Dans les labyrinthes poussiéreux des quartiers précaires d’Abidjan, une jeune génération se bat pour survivre. Ils ont à peine 10 ou 15 ans, des visages encore enfantins, mais des regards déjà marqués par les épreuves de la vie. Armés d’un simple tricycle bancal et d’un courage à toutes épreuves, ils luttent parfois au péril de leur vie pour subvenir aux besoins de familles entières.

Sous la pluie, sous le soleil, leur lutte ne s’arrête jamais

En Afrique subsaharienne, où près de 100 millions d’enfants sont privés d’éducation, selon l’Organisation des Nations Unies pour l’éducation, la science et la culture (UNESCO), la débrouillardise devient une question de survie. Parmi eux, ces jeunes conducteurs de tricycles, surnommés “Antara” ou “Saloni”, qui sillonnent les artères défoncées de la métropole ivoirienne, évitant nids-de-poule et accidents avec une agilité désespérée.
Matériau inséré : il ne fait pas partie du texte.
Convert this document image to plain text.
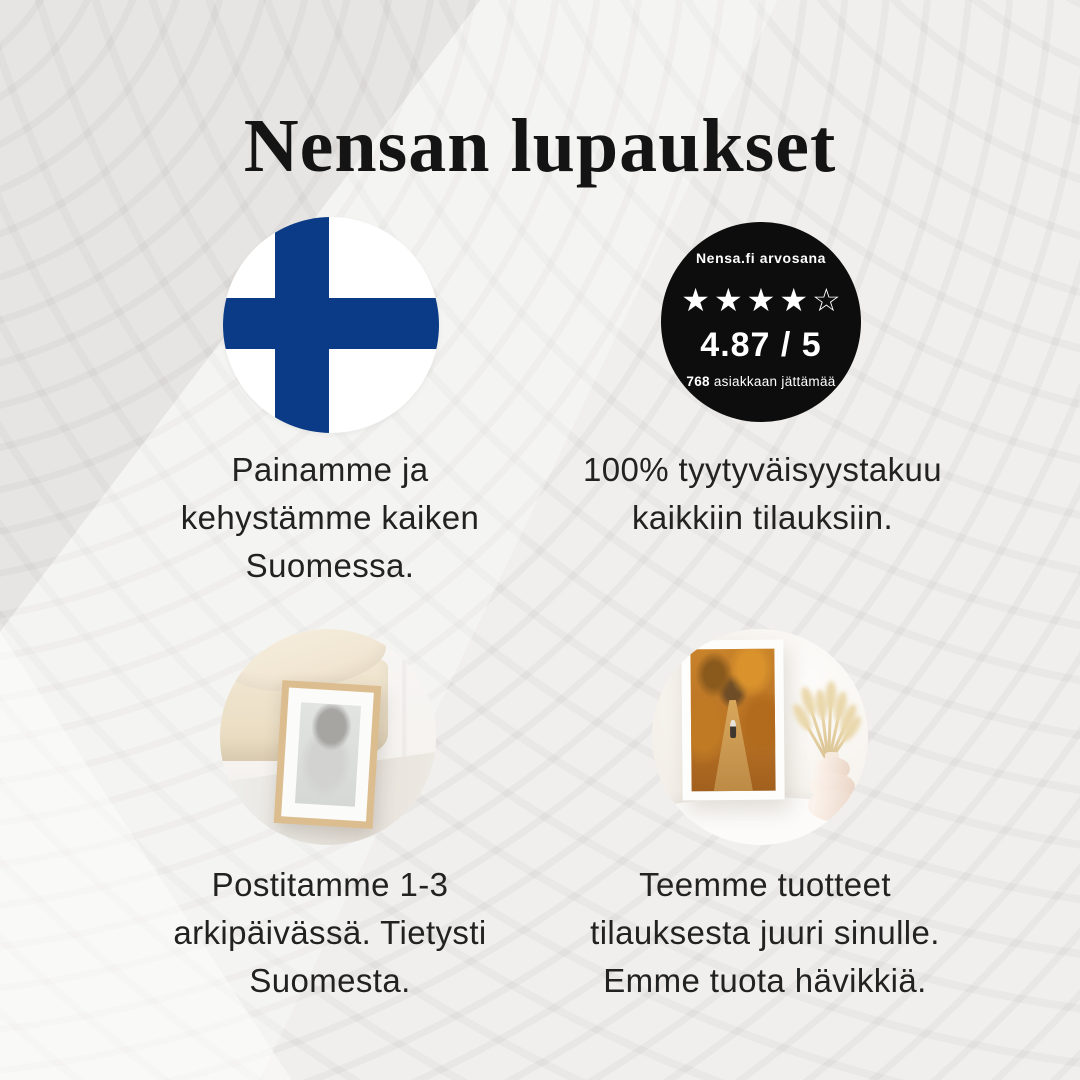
Nensan lupaukset
Nensa.fi arvosana
★★★★☆
4.87 / 5
768 asiakkaan jättämää
Painamme ja
kehystämme kaiken
Suomessa.
100% tyytyväisyystakuu
kaikkiin tilauksiin.
Postitamme 1-3
arkipäivässä. Tietysti
Suomesta.
Teemme tuotteet
tilauksesta juuri sinulle.
Emme tuota hävikkiä.
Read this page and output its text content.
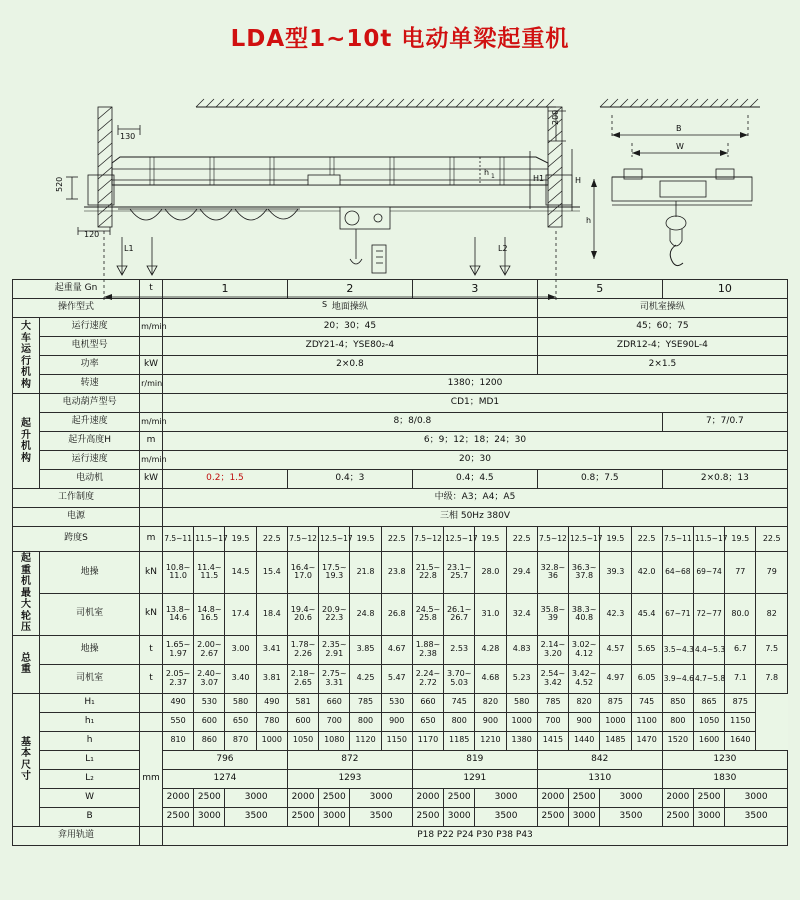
LDA型1~10t 电动单梁起重机
200
130
520
120
L1	L2
h 1	H1	H
S
B
W
h
起重量 Gn		t	1				2				3				5				10			
操作型式			地面操纵												司机室操纵							

大
车
运
行
机
构
	运行速度	m/min	20；30；45	45；60；75
	电机型号		ZDY21-4；YSE80₂-4												ZDR12-4；YSE90L-4							
	功率	kW	2×0.8												2×1.5							
	转速	r/min	1380；1200																			

起
升
机
构	电动葫芦型号		CD1；MD1																			
	起升速度	m/min	8；8/0.8																7；7/0.7			
	起升高度H	m	6；9；12；18；24；30																			
	运行速度	m/min	20；30																			
	电动机	kW	0.2；1.5				0.4；3				0.4；4.5				0.8；7.5				2×0.8；13			
工作制度			中级：A3；A4；A5																			
电源			三相 50Hz 380V																			
跨度S		m	7.5~11	11.5~17	19.5	22.5	7.5~12	12.5~17	19.5	22.5	7.5~12	12.5~17	19.5	22.5	7.5~12	12.5~17	19.5	22.5	7.5~11	11.5~17	19.5	22.5

起
重
机
最
大
轮
压
	地操	kN	10.8~
11.0	11.4~
11.5	14.5	15.4	16.4~
17.0	17.5~
19.3	21.8	23.8	21.5~
22.8	23.1~
25.7	28.0	29.4	32.8~
36	36.3~
37.8	39.3	42.0	64~68	69~74	77	79
	司机室	kN	13.8~
14.6	14.8~
16.5	17.4	18.4	19.4~
20.6	20.9~
22.3	24.8	26.8	24.5~
25.8	26.1~
26.7	31.0	32.4	35.8~
39	38.3~
40.8	42.3	45.4	67~71	72~77	80.0	82

总
重	地操	t	1.65~
1.97	2.00~
2.67	3.00	3.41	1.78~
2.26	2.35~
2.91	3.85	4.67	1.88~
2.38	2.53	4.28	4.83	2.14~
3.20	3.02~
4.12	4.57	5.65	3.5~4.3	4.4~5.3	6.7	7.5
	司机室	t	2.05~
2.37	2.40~
3.07	3.40	3.81	2.18~
2.65	2.75~
3.31	4.25	5.47	2.24~
2.72	3.70~
5.03	4.68	5.23	2.54~
3.42	3.42~
4.52	4.97	6.05	3.9~4.6	4.7~5.8	7.1	7.8

基
本
尺
寸	H₁		490	530	580	490	581	660	785	530	660	745	820	580	785	820	875	745	850	865	875	
	h₁		550	600	650	780	600	700	800	900	650	800	900	1000	700	900	1000	1100	800	1050	1150	
	h	mm	810	860	870	1000	1050	1080	1120	1150	1170	1185	1210	1380	1415	1440	1485	1470	1520	1600	1640	
	L₁		796				872				819				842				1230			
	L₂		1274				1293				1291				1310				1830			
	W		2000	2500	3000		2000	2500	3000		2000	2500	3000		2000	2500	3000		2000	2500	3000	
	B		2500	3000	3500		2500	3000	3500		2500	3000	3500		2500	3000	3500		2500	3000	3500	
弇用轨道			P18 P22 P24 P30 P38 P43																			
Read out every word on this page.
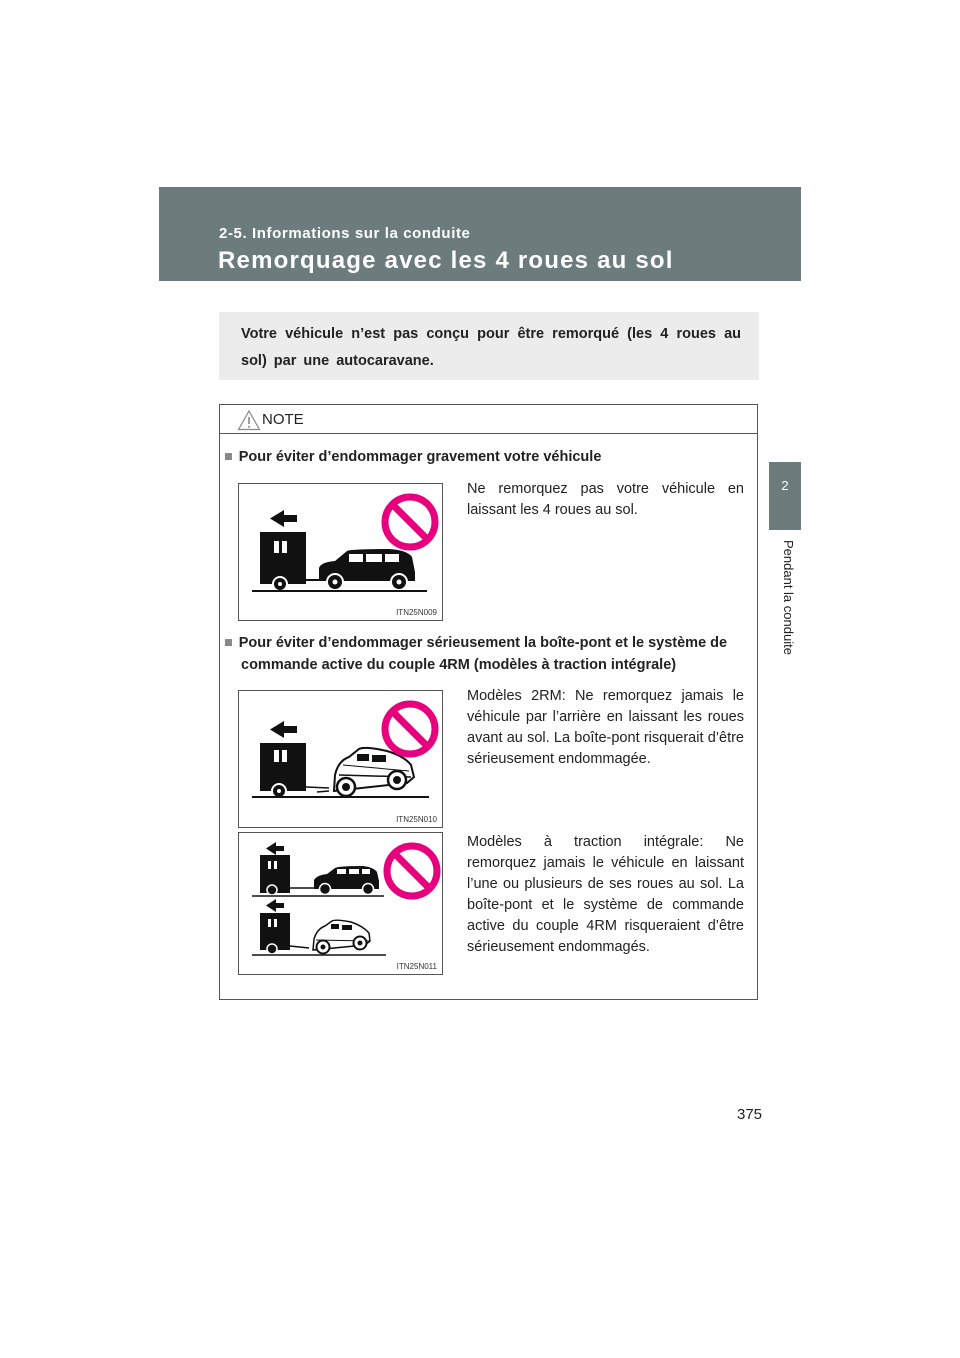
2-5. Informations sur la conduite
Remorquage avec les 4 roues au sol
2
Pendant la conduite
Votre véhicule n’est pas conçu pour être remorqué (les 4 roues au sol) par une autocaravane.
NOTE
■ Pour éviter d’endommager gravement votre véhicule
ITN25N009
Ne remorquez pas votre véhicule en laissant les 4 roues au sol.
■ Pour éviter d’endommager sérieusement la boîte-pont et le système de commande active du couple 4RM (modèles à traction intégrale)
ITN25N010
Modèles 2RM: Ne remorquez jamais le véhicule par l’arrière en laissant les roues avant au sol. La boîte-pont risquerait d’être sérieusement endommagée.
ITN25N011
Modèles à traction intégrale: Ne remorquez jamais le véhicule en laissant l’une ou plusieurs de ses roues au sol. La boîte-pont et le système de commande active du couple 4RM risqueraient d’être sérieusement endommagés.
375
Mercredi 30 juillet 2025. Une bruine tenace transforme les routes en bourbiers traîtres. Pourtant, ils sont là, arc-boutés sur leurs engins, les mains crispées sur le guidon, les yeux scrutant l’horizon. Dans le quartier populaire d’Agbayaté à Yopougon (Abidjan ouest), leur présence est aussi vitale qu’elle est tragique.
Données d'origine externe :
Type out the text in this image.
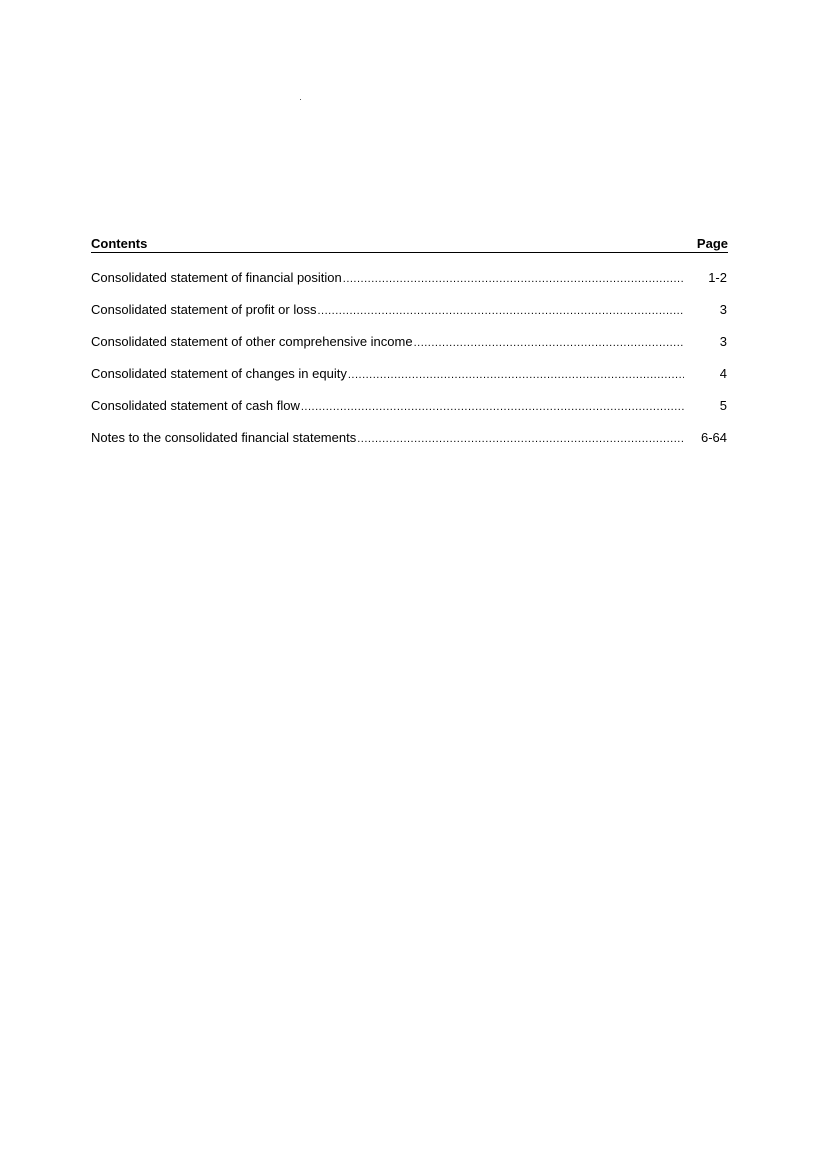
Contents	Page
Consolidated statement of financial position .....	1-2
Consolidated statement of profit or loss .....	3
Consolidated statement of other comprehensive income .....	3
Consolidated statement of changes in equity .....	4
Consolidated statement of cash flow .....	5
Notes to the consolidated financial statements .....	6-64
Sous un hangar de tôle rouillée, quelques-uns se reposent, échangeant des rires et des cigarettes en nouchi, l’argot des rues. Leurs vêtements, délavés et rapiécés, racontent une autre histoire : celle d’une enfance volée.
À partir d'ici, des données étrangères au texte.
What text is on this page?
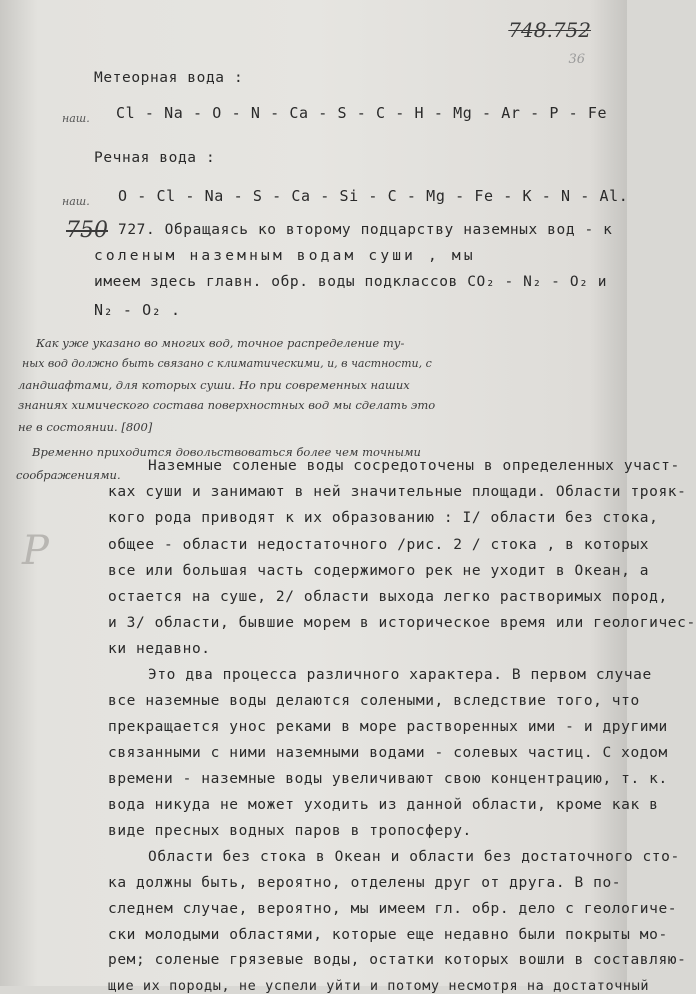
748.752
36
Метеорная вода :
наш. Cl - Na - O - N - Ca - S - C - H - Mg - Ar - P - Fe
Речная вода :
наш. O - Cl - Na - S - Ca - Si - C - Mg - Fe - K - N - Al.
750 727. Обращаясь ко второму подцарству наземных вод - к
соленым наземным водам суши , мы
имеем здесь главн. обр. воды подклассов CO₂ - N₂ - O₂ и
N₂ - O₂ .
Как уже указано во многих вод, точное распределение ту-
ных вод должно быть связано с климатическими, и, в частности, с
ландшафтами, для которых суши. Но при современных наших
знаниях химического состава поверхностных вод мы сделать это
не в состоянии. [800]
Временно приходится довольствоваться более чем точными
соображениями.
Наземные соленые воды сосредоточены в определенных участ-
ках суши и занимают в ней значительные площади. Области трояк-
кого рода приводят к их образованию : I/ области без стока,
общее - области недостаточного /рис. 2 / стока , в которых
все или большая часть содержимого рек не уходит в Океан, а
остается на суше, 2/ области выхода легко растворимых пород,
и 3/ области, бывшие морем в историческое время или геологичес-
ки недавно.
Это два процесса различного характера. В первом случае
все наземные воды делаются солеными, вследствие того, что
прекращается унос реками в море растворенных ими - и другими
связанными с ними наземными водами - солевых частиц. С ходом
времени - наземные воды увеличивают свою концентрацию, т. к.
вода никуда не может уходить из данной области, кроме как в
виде пресных водных паров в тропосферу.
Области без стока в Океан и области без достаточного сто-
ка должны быть, вероятно, отделены друг от друга. В по-
следнем случае, вероятно, мы имеем гл. обр. дело с геологиче-
ски молодыми областями, которые еще недавно были покрыты мо-
рем; соленые грязевые воды, остатки которых вошли в составляю-
щие их породы, не успели уйти и потому несмотря на достаточный
P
Jaurès Yapo, 14 ans chef de famille malgré lui

Vêtu de vêtements usés mais fonctionnels – un jean délavé, un t-shirt trop large et vétuste, de vieilles paires de basket adaptées aux longues heures de conduite, Jaurès Yapo 14 ans, à la silhouette frêle mais endurcie, le visage prématurément marqué par la fatigue et les intempéries, le regard aussi déterminé que las, l’orphelin de père et aîné d’une fratrie de trois enfants a troqué les cahiers d’école contre un volant.

Rongé par l’inquiétude financière mais animé par une fierté féroce de subvenir aux siens, chaque jour, dès l’aube, il se poste au carrefour d’Agbayaté, prêt à transporter marchandises et passagers sur des routes où chaque virage peut être fatal.

“Après la location du tricycle, l’essence et les taxes, il me reste à peine 5 000 FCFA (7,5 €) pour nourrir ma mère et mes frères”, avoue-t-il, essoufflé. “Mais si je ne le fais pas, qui le fera ?”, s’interroge-t-il.

Malgré son jeune âge, Jaurès a déjà deux ans d’expérience. Avec une détermination stupéfiante, il a économisé pour acheter une moto qu’il loue aujourd’hui, rêvant d’un tricycle à son nom. Ses 150 000 FCFA (230 €) mensuels – le double du SMIG local – sont sa fierté. Mais à quel prix ?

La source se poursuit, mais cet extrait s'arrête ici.